Thomas stated, “This increasing rate of debt in Nigeria is undoubtedly not the best because it is hindering the growth rate. The high amount of the revenue is used for debt servicing; at least not less than 90 per cent of our revenue is used for debt servicing. Before we can justify the debt rate, we must see a positive impact on our capital stock, but there has not been any proof to show that our capital stock is increasing; so, the increased debt is used for consumption and debt servicing.

“It doesn’t make any sense when revenue is used to service debt. It is better to run the economy based on internally generated revenue.”

He noted that the government needed to plan towards offsetting the previous debts to sustain positive economic growth.

Thomas added, “The government needs to plan towards offsetting the debts from the past years, especially those of the previous administration.

“The idea of debt for now is not rational. No one can justify this. The government is still borrowing because it feels what is for everybody is for no one.

“The government needs to be selfless enough to tackle the debt situation of the country.”

An economist at Lotus Beta Analytics, Shedrach Israel, said Nigeria’s high debt profile gave the impression that the country could not sustain itself. He also called on the government to tackle the recurring debts.

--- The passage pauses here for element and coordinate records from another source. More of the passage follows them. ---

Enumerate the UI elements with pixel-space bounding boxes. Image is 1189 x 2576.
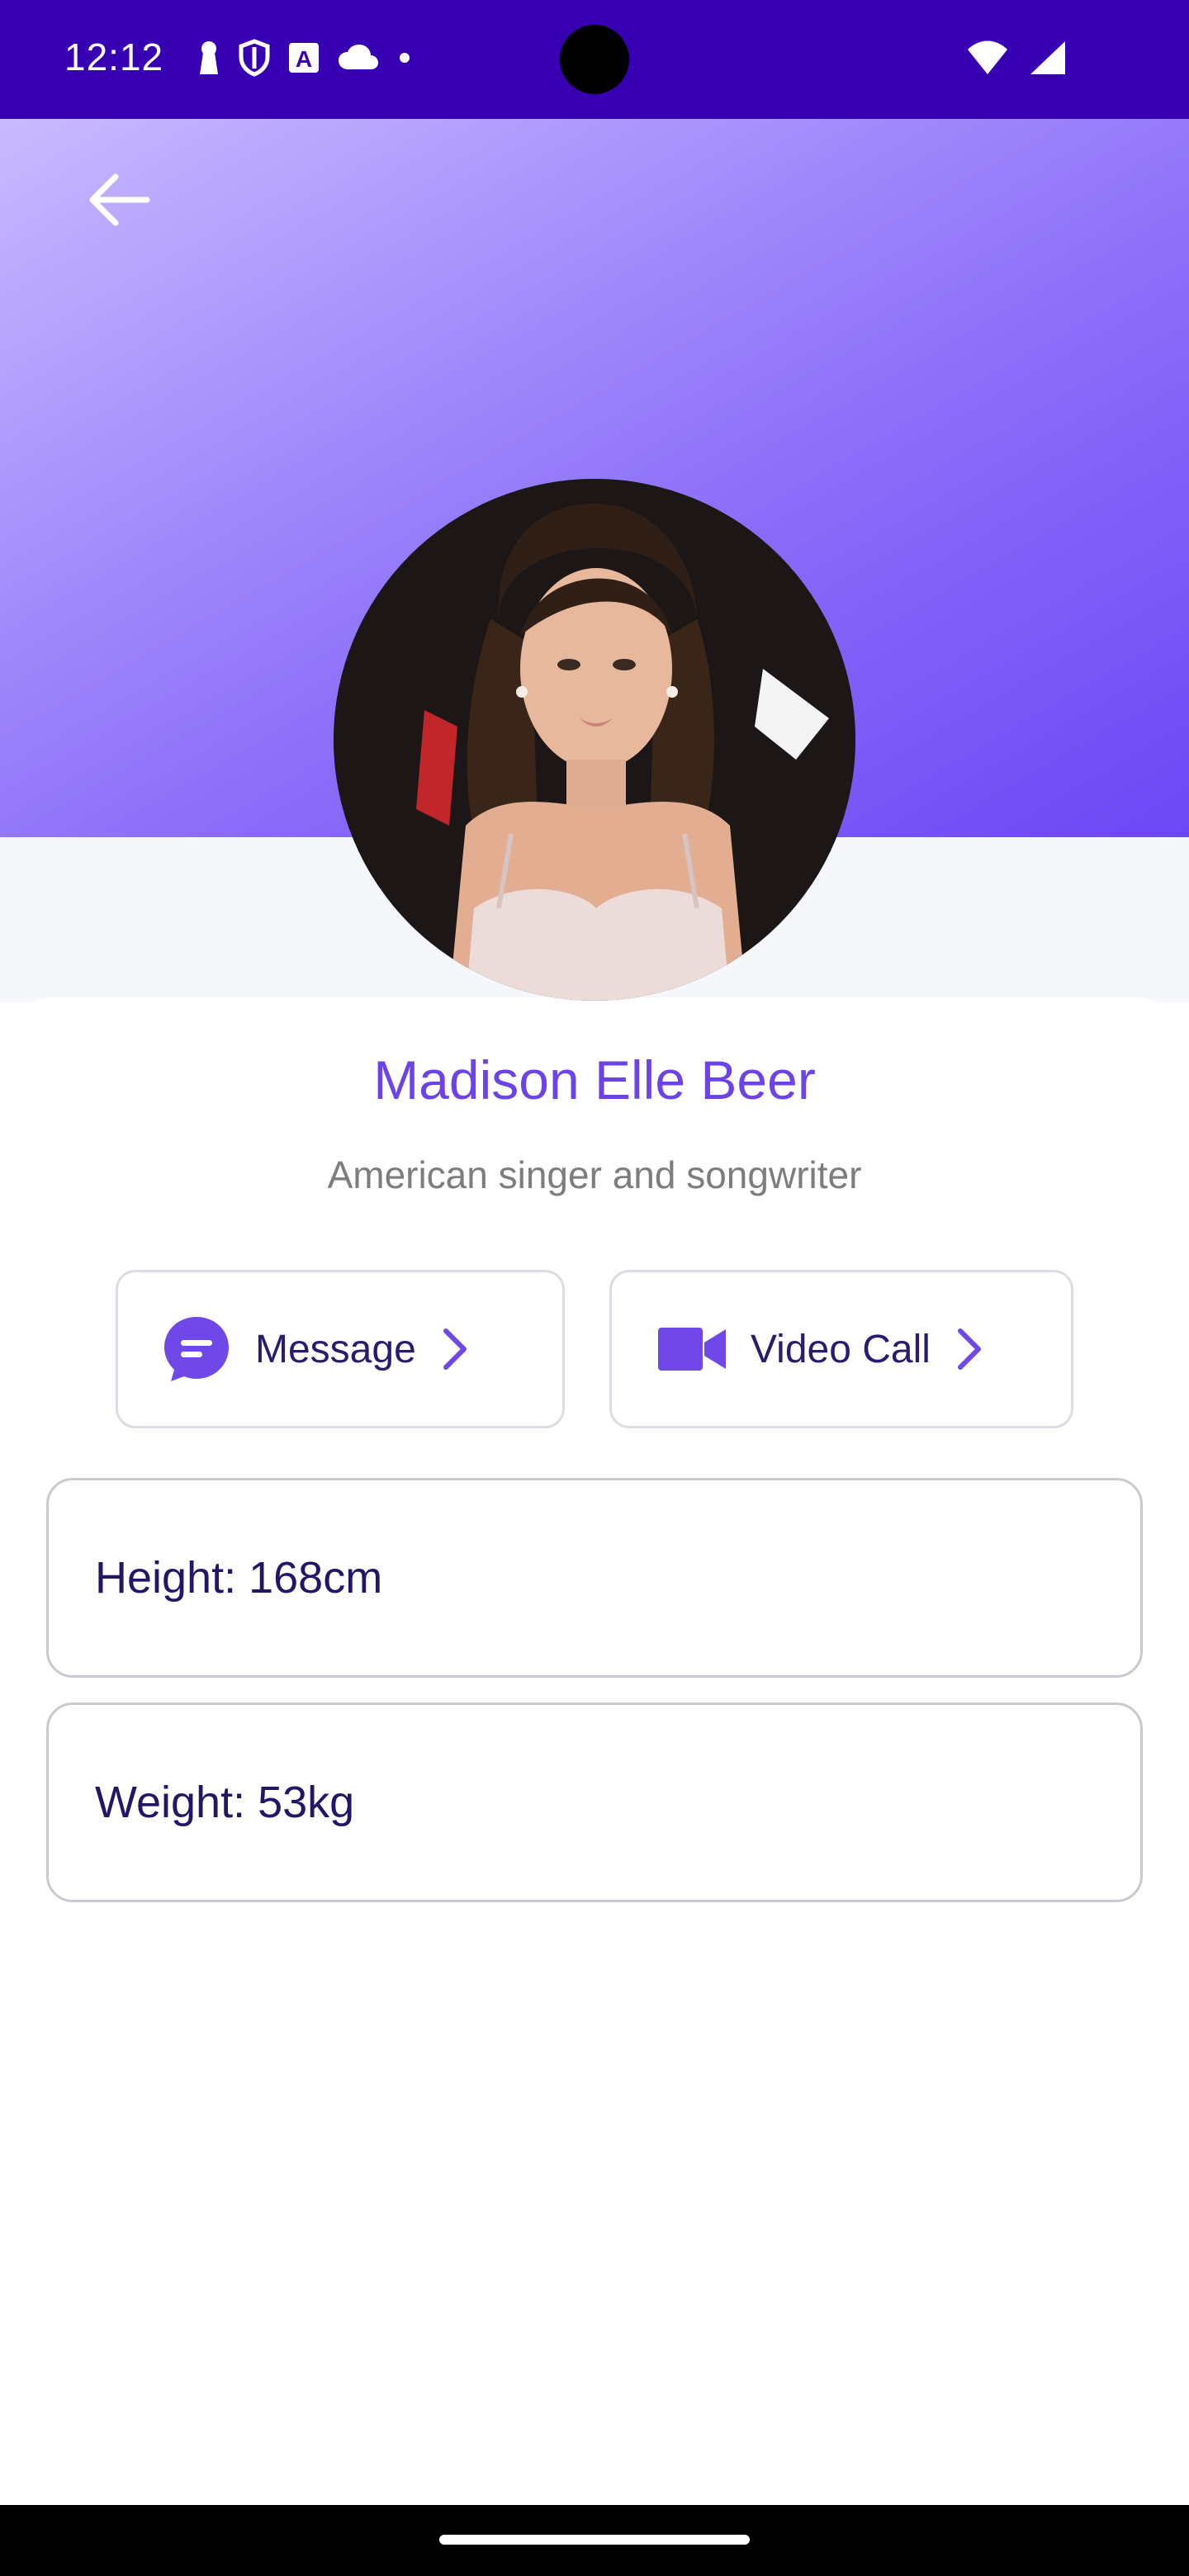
dot-icon [396, 50, 413, 70]
status-icons-left: A [197, 38, 413, 81]
shield-icon [238, 38, 271, 81]
status-time: 12:12 [64, 36, 164, 78]
video-call-button[interactable]: Video Call [609, 1270, 1073, 1428]
chevron-right-icon [439, 1328, 469, 1371]
status-icons-right [966, 38, 1067, 81]
wifi-icon [966, 40, 1009, 80]
weight-info-card: Weight: 53kg [46, 1702, 1143, 1902]
a-badge-icon: A [287, 41, 320, 78]
profile-name: Madison Elle Beer [373, 1049, 816, 1110]
profile-subtitle: American singer and songwriter [327, 1153, 862, 1196]
home-indicator[interactable] [439, 2535, 750, 2545]
status-bar: 12:12 A [0, 0, 1189, 119]
keyhole-icon [197, 40, 221, 80]
svg-text:A: A [296, 46, 312, 72]
height-text: Height: 168cm [95, 1553, 383, 1603]
chevron-right-icon [954, 1328, 983, 1371]
signal-icon [1029, 40, 1067, 80]
height-info-card: Height: 168cm [46, 1478, 1143, 1678]
back-button[interactable] [79, 162, 159, 241]
video-camera-icon [656, 1324, 727, 1374]
message-bubble-icon [161, 1314, 232, 1385]
video-call-button-label: Video Call [751, 1327, 931, 1371]
cloud-icon [337, 43, 380, 77]
avatar [334, 479, 855, 1001]
message-button-label: Message [255, 1327, 416, 1371]
message-button[interactable]: Message [116, 1270, 565, 1428]
arrow-left-icon [86, 171, 152, 233]
weight-text: Weight: 53kg [95, 1778, 355, 1827]
camera-cutout [560, 25, 629, 94]
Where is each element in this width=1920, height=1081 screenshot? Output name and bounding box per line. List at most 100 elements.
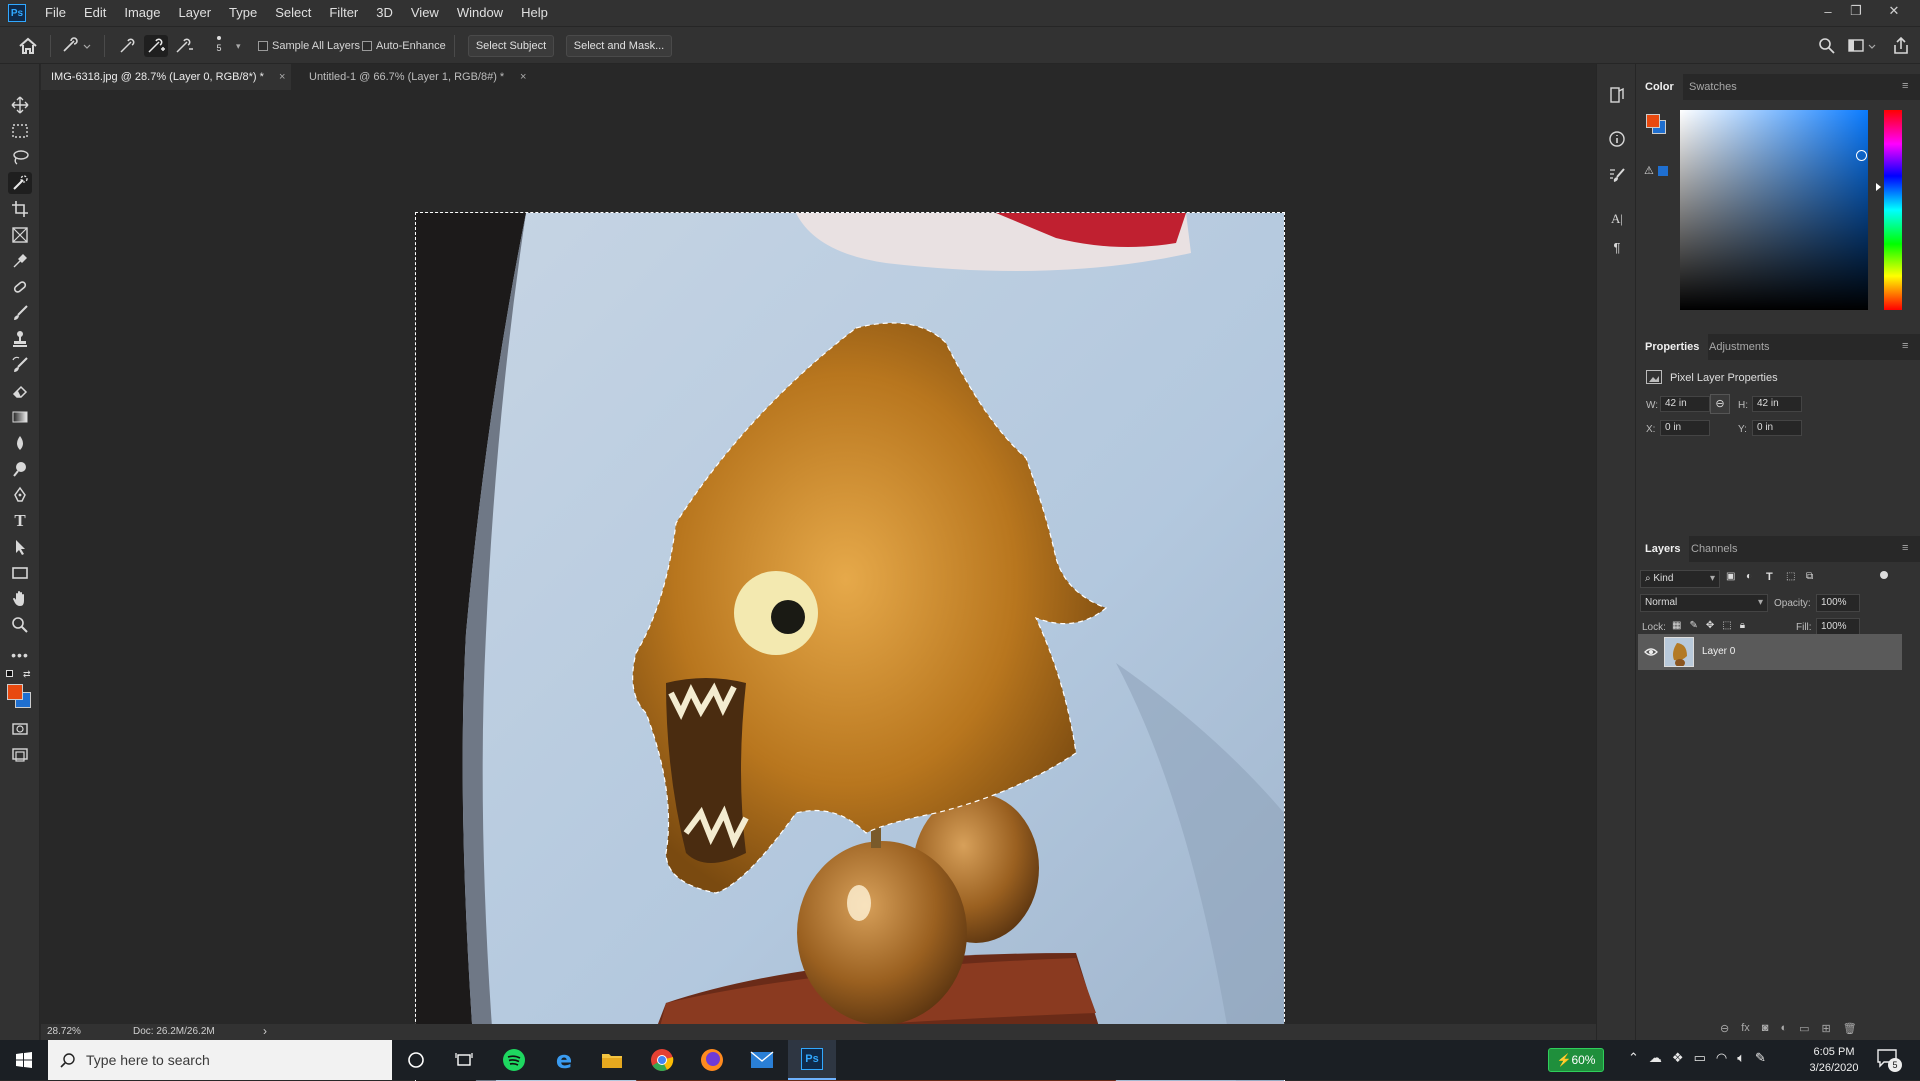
quick-mask-icon[interactable] [8, 718, 32, 740]
websafe-color-chip[interactable] [1658, 166, 1668, 176]
layer-style-icon[interactable]: fx [1741, 1022, 1750, 1035]
smart-object-filter-icon[interactable]: ⧉ [1806, 571, 1822, 587]
workspace-icon[interactable] [1846, 35, 1878, 57]
width-field[interactable]: 42 in [1660, 396, 1710, 412]
tab-color[interactable]: Color [1636, 74, 1683, 100]
new-adjustment-layer-icon[interactable]: ◐ [1780, 1022, 1787, 1035]
brush-tool-icon[interactable] [8, 302, 32, 324]
status-arrow-icon[interactable]: › [263, 1024, 267, 1038]
path-selection-tool-icon[interactable] [8, 536, 32, 558]
lock-all-icon[interactable]: 🔒︎ [1740, 620, 1745, 631]
type-tool-icon[interactable]: T [8, 510, 32, 532]
menu-select[interactable]: Select [266, 0, 320, 26]
filter-toggle-icon[interactable] [1880, 571, 1888, 579]
menu-layer[interactable]: Layer [170, 0, 221, 26]
tab-channels[interactable]: Channels [1682, 536, 1746, 562]
dodge-tool-icon[interactable] [8, 458, 32, 480]
zoom-tool-icon[interactable] [8, 614, 32, 636]
share-icon[interactable] [1890, 35, 1912, 57]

He said, “It is shocking to know that we are still borrowing as a nation because petrol subsidy removal is meant to provide more revenue to the government. The government is already doing a lot to restructure the tax system, so there are enough sources of income. The implication of borrowing more cannot be over-emphasized. It’s reducing the country’s revenue for capital infrastructure. Borrowing gives a false sense of liquidity. It is like eating the future today and bearing the consequences later.

“Borrowing gives the impression that the economy is not viable and cannot survive outside of borrowing.

“For every money that’s borrowed, there are budgetary allocations because the loans cannot be paid within a short time. The amount spent on debt servicing is almost more than the budgets of some ministries, departments, and agencies of the Federal Government.

“The government has to put an end to borrowing, especially borrowing without public knowledge.”